Most stores and buyers price as they buy, entering the brand and checking the price suggestions for the vast majority of items. Other stores and buyers look for price suggestions only when unsure of the brand. Some stores enter and check prices only in the case of the top (a) brands.

At least one (that buys outright) routinely buys before they price. In this case, experienced buyers buy rapidly and in quantity. Prices are later applied and tags printed using the Pricing system to assure price consistency. Some stores buy with sellers/consignors present; others, after the items have been dropped-off. In this connection, the NextGen System supports the management (registering, labeling, monitoring and retrieving) of drop-offs.

 

How often are the categories, brands and prices updated?

The brands and prices are updated continually; categories, periodically.

Does the System work with any POS System other than ResaleWorld’s Liberty 4?

No, it does not. Liberty 4 has the robust database and rich user interface needed to run the NextGen pricing engine, and ResaleWorld has the technical support capacity and staying power to best serve our clients.

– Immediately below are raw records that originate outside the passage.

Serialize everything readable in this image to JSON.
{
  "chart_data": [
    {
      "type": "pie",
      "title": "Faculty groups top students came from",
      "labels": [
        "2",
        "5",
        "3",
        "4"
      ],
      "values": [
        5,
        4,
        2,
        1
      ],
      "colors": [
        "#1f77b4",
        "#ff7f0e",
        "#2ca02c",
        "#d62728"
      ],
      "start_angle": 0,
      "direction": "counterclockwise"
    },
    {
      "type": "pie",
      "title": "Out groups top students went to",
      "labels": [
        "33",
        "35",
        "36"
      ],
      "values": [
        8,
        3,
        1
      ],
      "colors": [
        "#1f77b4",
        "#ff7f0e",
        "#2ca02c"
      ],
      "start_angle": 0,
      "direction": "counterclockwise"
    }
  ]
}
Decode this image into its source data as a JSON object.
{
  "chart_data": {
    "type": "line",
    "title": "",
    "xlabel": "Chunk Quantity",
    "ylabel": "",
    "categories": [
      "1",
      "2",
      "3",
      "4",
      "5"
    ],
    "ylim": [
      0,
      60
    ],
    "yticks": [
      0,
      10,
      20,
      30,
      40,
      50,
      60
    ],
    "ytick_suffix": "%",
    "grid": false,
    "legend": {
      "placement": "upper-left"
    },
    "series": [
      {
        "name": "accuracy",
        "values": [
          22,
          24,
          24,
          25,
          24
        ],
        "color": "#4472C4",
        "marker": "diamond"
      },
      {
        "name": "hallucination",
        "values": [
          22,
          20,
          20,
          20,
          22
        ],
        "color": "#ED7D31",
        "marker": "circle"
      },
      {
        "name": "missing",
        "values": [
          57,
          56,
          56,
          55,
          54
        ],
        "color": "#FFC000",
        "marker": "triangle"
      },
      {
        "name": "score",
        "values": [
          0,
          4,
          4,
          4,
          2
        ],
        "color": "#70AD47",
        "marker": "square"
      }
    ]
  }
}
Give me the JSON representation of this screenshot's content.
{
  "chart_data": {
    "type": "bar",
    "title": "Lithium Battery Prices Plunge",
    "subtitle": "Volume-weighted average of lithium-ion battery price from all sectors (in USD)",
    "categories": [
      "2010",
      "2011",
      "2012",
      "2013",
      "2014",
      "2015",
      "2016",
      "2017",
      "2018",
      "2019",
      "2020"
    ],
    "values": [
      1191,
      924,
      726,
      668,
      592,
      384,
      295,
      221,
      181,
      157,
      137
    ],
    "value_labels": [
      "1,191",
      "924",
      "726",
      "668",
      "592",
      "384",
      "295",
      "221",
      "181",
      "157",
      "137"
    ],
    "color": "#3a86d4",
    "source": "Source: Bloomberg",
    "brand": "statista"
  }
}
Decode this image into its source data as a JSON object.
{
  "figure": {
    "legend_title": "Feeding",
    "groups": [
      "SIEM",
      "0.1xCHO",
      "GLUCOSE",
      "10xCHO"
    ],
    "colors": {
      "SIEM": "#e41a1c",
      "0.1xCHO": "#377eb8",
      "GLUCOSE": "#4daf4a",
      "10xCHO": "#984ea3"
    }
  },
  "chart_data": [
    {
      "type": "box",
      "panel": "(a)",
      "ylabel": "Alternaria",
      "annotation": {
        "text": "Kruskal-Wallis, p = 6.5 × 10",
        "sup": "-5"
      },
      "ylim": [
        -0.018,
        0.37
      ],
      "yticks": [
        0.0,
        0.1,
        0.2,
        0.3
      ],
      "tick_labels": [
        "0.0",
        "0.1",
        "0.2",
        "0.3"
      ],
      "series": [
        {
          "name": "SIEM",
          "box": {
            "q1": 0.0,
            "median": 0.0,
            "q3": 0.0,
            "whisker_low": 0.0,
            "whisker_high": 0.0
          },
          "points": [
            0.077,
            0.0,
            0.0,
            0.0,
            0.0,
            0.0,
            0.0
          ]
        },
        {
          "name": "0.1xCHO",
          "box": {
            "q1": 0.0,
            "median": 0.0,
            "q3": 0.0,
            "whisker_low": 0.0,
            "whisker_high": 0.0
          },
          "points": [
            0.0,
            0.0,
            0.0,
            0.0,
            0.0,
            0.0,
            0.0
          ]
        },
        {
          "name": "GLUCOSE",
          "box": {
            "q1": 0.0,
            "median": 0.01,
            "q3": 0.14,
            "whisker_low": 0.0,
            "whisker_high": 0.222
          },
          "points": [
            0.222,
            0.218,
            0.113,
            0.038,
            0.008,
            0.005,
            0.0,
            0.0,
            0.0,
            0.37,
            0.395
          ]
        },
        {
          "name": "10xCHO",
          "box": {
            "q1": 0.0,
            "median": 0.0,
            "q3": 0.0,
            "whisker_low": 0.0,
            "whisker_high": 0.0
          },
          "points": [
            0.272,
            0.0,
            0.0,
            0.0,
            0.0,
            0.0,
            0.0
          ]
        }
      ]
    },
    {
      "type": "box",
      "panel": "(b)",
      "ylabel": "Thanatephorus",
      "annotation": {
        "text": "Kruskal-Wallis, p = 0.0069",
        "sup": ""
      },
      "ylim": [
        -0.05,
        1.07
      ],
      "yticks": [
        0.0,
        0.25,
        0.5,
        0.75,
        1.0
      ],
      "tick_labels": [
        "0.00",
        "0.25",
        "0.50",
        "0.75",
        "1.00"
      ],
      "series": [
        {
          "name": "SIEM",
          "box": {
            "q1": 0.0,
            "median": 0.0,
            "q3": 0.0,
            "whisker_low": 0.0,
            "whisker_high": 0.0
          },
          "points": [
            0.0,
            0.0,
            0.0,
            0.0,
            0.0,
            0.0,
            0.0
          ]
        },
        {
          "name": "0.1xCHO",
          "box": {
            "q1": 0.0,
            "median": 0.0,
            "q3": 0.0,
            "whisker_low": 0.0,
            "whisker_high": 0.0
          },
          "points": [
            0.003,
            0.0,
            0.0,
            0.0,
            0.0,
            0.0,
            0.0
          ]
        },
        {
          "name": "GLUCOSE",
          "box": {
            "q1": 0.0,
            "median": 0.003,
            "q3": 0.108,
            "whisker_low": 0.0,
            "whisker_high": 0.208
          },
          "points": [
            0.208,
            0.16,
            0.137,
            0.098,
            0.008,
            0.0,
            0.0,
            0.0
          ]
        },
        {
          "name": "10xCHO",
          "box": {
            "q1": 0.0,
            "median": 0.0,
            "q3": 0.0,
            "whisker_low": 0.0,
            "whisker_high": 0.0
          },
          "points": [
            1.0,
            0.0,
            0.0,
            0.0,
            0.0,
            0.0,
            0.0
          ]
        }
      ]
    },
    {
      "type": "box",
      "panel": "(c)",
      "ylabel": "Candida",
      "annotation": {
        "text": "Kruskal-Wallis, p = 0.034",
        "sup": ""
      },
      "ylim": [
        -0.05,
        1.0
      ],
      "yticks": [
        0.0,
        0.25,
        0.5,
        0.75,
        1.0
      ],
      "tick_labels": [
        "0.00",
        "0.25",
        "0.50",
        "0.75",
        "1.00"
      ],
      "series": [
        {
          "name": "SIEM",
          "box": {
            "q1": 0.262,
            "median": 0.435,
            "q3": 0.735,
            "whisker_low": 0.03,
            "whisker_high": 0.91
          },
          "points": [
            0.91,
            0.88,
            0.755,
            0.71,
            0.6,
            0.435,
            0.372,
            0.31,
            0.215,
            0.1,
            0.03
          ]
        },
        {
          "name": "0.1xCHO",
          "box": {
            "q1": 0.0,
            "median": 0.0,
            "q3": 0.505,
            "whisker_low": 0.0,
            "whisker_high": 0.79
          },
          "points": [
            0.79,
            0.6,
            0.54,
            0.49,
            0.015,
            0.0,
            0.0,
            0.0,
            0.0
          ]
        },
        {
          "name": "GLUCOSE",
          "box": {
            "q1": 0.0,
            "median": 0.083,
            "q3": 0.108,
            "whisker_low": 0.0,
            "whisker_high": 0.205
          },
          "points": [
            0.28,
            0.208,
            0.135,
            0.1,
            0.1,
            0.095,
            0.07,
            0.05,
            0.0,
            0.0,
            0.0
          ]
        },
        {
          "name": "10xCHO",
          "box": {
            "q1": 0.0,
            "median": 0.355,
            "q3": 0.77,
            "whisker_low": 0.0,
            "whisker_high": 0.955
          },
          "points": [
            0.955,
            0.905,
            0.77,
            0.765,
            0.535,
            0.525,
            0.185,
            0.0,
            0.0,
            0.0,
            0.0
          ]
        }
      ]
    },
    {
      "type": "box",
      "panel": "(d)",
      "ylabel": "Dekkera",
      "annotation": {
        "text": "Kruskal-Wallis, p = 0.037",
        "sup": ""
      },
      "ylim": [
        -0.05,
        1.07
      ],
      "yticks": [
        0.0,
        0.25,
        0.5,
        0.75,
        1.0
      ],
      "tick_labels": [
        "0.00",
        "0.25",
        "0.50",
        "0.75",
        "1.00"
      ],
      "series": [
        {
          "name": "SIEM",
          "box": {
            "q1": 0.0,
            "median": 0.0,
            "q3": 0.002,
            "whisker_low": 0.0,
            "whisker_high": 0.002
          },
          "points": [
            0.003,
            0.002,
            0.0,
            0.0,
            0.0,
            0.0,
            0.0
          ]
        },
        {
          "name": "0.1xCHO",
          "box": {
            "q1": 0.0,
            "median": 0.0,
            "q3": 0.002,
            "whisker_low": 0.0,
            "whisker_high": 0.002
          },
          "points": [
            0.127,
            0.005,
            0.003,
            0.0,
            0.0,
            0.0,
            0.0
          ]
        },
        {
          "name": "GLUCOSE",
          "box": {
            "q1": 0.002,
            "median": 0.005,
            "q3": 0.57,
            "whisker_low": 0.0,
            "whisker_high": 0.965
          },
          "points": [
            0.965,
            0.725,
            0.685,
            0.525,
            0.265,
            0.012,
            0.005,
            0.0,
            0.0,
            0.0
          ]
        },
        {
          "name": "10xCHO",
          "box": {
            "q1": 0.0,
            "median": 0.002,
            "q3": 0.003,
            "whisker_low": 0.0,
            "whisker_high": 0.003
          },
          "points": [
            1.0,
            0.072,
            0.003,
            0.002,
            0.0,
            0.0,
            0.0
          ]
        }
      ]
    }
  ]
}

How is the Pricing System installed and updated?

NextGen installs and updates the system remotely using Teamviewer. It generally takes 30 minutes.

What is the Price of the Pricing System?

$699 per store or network. If the network serves more than one store, the price is still $699.

$149 annually for ongoing pricing support and update.

NextGen offers an add-on for juniors, teens, tweens and young adults priced at $199,

and for Infants, Children and Maternity, priced at $699.